I think that the "state" in this case is just the full observation history, and is therefore observable by definition. The state space is enormous, of course, but they deal with it by value and policy networks which are both RNNs (probably sharing some parameters) that process the state as a temporal sequence.

As someone who is just starting on machine learning as an autodidact, here are my thoughts on what's happening (probably an incoherent ramble).

I wouldn't have expected gradient descent to find particularly great solutions for Dota. When OpenAI released the 1v1 bot with all the restrictions of the case, I figured that was about the maximum achievable through gradient descent and that if they managed to do more in the following years (like they just did), and if someone managed to make a similar architecture work for even a slightly broader range of games, e.g. first person shooters (similarly to what happened from AlphaGo to AlphaZero), let's call this architecture GamesZero, then basically GamesZero had to be equivalent to a full human level AGI. (but even in that case, I expected the 5v5 bot to come out after 3-5 more years if at all possible, not one year)

There was also some confusion that I had at the time, which I guess I still have but it's gradually dissolving, about the fact that if GamesZero could come out of gradient descent then gradient descent also had to be an AGI, in the sense that e.g. our brains do something very similar to gradient descent, or that any AGI must implement some sort of gradient descent. It just wasn't behaving like one because we needed faster algorithms or something.

My current opinion is a bit different.
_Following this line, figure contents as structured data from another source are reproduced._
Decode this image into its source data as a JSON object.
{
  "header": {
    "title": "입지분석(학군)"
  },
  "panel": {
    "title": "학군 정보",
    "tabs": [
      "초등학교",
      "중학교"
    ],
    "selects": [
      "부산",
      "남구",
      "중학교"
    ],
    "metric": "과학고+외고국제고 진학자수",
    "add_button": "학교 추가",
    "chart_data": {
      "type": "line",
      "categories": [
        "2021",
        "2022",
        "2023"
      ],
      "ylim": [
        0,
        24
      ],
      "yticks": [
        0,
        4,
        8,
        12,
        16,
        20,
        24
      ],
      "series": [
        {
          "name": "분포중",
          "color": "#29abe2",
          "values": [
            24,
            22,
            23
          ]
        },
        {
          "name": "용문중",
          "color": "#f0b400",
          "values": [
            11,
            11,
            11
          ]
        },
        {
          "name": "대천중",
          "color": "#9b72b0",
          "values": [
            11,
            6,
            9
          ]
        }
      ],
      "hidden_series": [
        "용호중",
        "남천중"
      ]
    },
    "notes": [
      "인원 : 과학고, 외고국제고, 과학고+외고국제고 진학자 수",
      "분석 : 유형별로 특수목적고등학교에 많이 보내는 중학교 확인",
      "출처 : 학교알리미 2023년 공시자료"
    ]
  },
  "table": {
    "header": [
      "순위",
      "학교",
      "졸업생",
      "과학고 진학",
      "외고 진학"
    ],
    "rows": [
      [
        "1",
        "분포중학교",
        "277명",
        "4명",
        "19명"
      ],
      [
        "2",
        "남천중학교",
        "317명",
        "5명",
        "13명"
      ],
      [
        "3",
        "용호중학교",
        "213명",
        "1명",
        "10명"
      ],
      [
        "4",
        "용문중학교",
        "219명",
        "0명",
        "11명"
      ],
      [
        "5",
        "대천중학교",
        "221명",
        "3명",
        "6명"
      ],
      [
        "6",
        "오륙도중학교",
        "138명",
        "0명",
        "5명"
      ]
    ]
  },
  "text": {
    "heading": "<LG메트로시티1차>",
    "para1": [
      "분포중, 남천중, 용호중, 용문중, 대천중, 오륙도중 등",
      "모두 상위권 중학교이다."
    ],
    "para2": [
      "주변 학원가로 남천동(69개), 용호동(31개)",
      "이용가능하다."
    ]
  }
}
Gradient descent is an optimization process more similar to natural selection than to what our brains do. GamesZero can come out of gradient descent in the same way that human brains came out of natural selection, and while it can be said that all four of them are optimization processes, there is a sense in which I would put human brains and GamesZero in the "AGI category" (whatever that means), while I would put natural selection and gradient descent in the "blind idiot god category". Which is to say, I don't expect neither human brains or GamesZero to make use of gradient descent, anymore than I expect human brains to make use of simulated natural selections. But of course I could be horribly wrong.

Now that gradient descent accomplished 30% of what I thought was sufficient to make an AGI and that I thought it could never do, I wouldn't be surprised if GamesZero comes out in two years, although I would be panicked (I will be surprised in addition to being panicked if it comes out next year).

The question then is: is GamesZero an AGI?

What makes me suspicious that the answer is yes is the categorization that I mentioned earlier. If GamesZero can work in a variety of games ranging from MOBAs to FPSs then I also expect it to work in the outside world, similarly to how human brains could only work in certain environments and only behave in certain ways before discovering fire (or whatever was the critical historical point) and then natural selection made something happen that made them able in principle to go to the moon.

The thing you are describing as GamesZero would almost certainly require quite a lot of game-specific training data (OpenAI Five required hundreds of years of training data). Getting this much data is completely impractical in the real world; this is the main reason why deep learning is not very successful in robotics.